UNA und SPD verließen den Saal
Demonstrativ verließen daraufhin die Fraktionen von UNA und SPD für wenige Minuten den Saal. „Wenn dies eine normale Sitzung gewesen wäre, wären wir nicht wieder hereingekommen“, so Hilger bei seiner Rückkehr. Doch zu wichtig seien die anderen Punkte. Allerdings sollte das Thema Dachbegrünung weiter für Aufregung sorgen.
Denn in der Gemeinde Nettersheim sind die Dachbegrünungen von Häusern verboten. Lediglich die Begrünung von Flachdächern auf Garagen ist in den aktuellen Bebauungsplänen der Neubaugebiete empfohlen. Der Antrag der UNA sollte zum Ziel haben, dies als Beitrag zum Hochwasserschutz zu ändern. Doch die CDU vereitelte dies.
Erboste Kommentare von Zuschauern
Auch wenn der eigentliche Antrag der UNA von der Tagesordnung abgesetzt war, ließ es sich Hilger nicht nehmen, bei jeder Bauplanänderung, die in der Sitzung zur Debatte stand, zu beantragen, die Dachbegrünung von Hausdächern zuzulassen. Ohne weitere Diskussion lehnte die CDU-Fraktion die Anträge ab.

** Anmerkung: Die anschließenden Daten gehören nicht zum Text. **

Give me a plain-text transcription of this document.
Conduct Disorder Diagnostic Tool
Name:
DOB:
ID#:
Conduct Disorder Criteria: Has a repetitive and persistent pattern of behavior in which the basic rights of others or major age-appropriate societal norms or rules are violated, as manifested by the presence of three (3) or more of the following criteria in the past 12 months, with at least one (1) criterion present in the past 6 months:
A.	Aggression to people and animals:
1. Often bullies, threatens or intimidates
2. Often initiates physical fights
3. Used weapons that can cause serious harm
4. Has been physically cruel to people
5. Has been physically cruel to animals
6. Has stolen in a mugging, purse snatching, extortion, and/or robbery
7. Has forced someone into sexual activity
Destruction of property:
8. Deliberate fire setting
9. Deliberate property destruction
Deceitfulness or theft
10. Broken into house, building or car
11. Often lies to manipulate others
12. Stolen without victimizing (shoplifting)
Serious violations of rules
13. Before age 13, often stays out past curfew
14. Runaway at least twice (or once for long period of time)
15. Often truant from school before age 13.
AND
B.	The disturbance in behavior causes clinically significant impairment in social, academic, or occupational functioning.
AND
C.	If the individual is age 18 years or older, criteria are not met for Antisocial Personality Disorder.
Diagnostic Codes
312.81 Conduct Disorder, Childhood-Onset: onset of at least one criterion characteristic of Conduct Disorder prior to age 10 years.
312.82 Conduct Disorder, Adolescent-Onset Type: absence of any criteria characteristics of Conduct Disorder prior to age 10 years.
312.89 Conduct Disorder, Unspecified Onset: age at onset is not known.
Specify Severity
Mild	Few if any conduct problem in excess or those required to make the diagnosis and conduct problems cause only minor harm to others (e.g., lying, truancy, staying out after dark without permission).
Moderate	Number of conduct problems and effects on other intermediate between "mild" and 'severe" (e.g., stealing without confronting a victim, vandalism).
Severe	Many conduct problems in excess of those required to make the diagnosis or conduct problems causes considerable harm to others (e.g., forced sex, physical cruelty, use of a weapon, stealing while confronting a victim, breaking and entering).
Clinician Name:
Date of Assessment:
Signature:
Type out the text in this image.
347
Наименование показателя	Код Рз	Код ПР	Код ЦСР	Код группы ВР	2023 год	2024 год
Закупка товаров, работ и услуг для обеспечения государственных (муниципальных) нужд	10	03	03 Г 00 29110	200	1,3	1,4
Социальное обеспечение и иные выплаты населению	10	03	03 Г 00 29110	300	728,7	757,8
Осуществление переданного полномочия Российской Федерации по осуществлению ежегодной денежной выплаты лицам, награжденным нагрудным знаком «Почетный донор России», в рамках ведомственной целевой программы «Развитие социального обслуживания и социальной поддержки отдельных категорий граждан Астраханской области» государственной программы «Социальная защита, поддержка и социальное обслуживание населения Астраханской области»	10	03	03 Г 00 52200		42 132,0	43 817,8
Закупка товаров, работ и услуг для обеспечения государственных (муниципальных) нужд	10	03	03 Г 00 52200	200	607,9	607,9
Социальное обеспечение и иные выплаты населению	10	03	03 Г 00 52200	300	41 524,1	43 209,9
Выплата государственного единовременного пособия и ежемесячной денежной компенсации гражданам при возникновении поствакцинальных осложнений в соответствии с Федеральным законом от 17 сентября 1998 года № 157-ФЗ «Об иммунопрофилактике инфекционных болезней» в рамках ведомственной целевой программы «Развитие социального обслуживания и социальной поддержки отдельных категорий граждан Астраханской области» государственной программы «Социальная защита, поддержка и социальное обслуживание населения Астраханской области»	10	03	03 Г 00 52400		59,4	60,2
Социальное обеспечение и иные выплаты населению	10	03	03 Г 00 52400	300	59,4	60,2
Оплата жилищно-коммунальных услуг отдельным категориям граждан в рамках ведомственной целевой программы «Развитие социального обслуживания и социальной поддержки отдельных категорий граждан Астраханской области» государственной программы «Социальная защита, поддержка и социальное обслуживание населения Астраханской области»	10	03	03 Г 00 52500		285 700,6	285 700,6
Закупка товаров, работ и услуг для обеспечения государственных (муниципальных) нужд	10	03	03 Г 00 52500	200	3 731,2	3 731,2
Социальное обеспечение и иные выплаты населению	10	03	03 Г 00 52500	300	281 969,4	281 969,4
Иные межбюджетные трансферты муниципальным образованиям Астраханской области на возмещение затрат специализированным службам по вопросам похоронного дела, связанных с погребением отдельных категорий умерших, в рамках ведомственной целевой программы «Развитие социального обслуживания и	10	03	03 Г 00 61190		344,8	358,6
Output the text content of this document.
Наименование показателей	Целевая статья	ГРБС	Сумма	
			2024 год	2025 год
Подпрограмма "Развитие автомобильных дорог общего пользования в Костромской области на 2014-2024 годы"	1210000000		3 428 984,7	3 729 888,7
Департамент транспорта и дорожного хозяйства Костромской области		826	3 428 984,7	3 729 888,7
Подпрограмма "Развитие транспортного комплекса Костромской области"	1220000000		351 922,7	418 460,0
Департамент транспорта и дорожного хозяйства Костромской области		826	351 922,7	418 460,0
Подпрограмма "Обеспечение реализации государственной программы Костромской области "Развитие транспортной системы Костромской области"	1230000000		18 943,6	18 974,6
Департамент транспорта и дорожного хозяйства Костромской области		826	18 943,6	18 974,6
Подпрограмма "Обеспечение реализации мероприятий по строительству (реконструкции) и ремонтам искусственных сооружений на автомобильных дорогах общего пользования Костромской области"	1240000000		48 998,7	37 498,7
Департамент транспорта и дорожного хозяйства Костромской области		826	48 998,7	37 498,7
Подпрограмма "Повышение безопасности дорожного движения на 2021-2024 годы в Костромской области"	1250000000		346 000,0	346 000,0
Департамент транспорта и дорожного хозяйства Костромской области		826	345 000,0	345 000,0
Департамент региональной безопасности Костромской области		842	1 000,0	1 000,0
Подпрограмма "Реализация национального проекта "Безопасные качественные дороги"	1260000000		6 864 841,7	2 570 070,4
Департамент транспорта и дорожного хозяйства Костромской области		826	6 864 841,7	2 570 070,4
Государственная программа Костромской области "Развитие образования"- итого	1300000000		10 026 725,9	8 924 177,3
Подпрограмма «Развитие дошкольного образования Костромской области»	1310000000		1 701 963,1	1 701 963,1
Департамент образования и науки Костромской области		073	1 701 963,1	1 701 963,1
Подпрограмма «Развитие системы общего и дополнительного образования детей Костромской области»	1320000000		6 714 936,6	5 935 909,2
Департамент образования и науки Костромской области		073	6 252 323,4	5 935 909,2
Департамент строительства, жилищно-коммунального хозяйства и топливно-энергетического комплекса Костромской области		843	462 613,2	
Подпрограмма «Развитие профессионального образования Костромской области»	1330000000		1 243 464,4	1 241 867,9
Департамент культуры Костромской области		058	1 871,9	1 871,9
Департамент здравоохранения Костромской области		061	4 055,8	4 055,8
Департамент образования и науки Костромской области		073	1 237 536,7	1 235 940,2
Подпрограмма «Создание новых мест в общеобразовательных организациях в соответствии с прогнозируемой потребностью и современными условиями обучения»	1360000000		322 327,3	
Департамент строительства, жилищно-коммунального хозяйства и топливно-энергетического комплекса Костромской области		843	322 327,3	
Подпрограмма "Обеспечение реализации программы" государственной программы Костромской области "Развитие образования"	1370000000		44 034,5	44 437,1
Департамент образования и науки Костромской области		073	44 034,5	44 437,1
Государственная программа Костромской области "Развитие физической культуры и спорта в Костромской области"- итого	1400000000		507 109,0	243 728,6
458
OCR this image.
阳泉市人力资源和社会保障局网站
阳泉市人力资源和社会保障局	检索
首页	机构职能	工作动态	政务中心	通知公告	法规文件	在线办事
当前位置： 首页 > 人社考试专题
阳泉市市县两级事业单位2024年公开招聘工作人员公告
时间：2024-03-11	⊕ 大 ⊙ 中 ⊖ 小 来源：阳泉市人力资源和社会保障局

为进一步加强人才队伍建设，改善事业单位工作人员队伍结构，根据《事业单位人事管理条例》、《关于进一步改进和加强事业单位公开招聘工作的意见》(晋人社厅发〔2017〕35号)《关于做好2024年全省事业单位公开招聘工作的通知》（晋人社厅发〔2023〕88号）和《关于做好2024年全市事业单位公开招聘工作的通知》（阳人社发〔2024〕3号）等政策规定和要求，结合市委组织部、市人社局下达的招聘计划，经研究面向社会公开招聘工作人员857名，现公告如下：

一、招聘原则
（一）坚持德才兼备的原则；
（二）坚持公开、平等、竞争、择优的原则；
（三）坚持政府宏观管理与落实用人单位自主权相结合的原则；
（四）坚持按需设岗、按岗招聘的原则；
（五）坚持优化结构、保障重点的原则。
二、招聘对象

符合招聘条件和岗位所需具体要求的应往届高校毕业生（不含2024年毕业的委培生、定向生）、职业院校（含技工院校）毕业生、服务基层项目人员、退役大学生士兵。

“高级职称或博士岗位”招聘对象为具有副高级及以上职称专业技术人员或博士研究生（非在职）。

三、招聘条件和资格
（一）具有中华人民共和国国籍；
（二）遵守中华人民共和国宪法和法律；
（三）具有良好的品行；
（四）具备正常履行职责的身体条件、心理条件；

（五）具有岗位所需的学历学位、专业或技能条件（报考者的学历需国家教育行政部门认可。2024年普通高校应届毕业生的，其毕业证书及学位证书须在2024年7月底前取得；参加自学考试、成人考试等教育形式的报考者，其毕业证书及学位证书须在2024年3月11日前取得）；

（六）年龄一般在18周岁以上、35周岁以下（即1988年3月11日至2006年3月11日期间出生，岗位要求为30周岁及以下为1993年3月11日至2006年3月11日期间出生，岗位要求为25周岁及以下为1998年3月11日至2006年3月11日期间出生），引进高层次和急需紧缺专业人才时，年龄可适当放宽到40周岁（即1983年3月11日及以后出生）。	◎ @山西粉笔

Lediglich Christoph Rang und Bürgermeister Norbert Crump, beide CDU, äußerten sich. Crump gab zu bedenken, dass Dachbegrünungen in dem kleinen Keil zwischen Altenheim und Neubauten städtebaulich nicht passten. Auch der aus Bouderath stammende Rang argumentierte ähnlich. Eigentlich sei er nicht gegen Dachbegrünungen, doch diese würden nicht in das Dorf passen. So stimmten er und zwei Fraktionskollegen bei der nächsten Abstimmung nicht mehr dagegen, sondern enthielten sich.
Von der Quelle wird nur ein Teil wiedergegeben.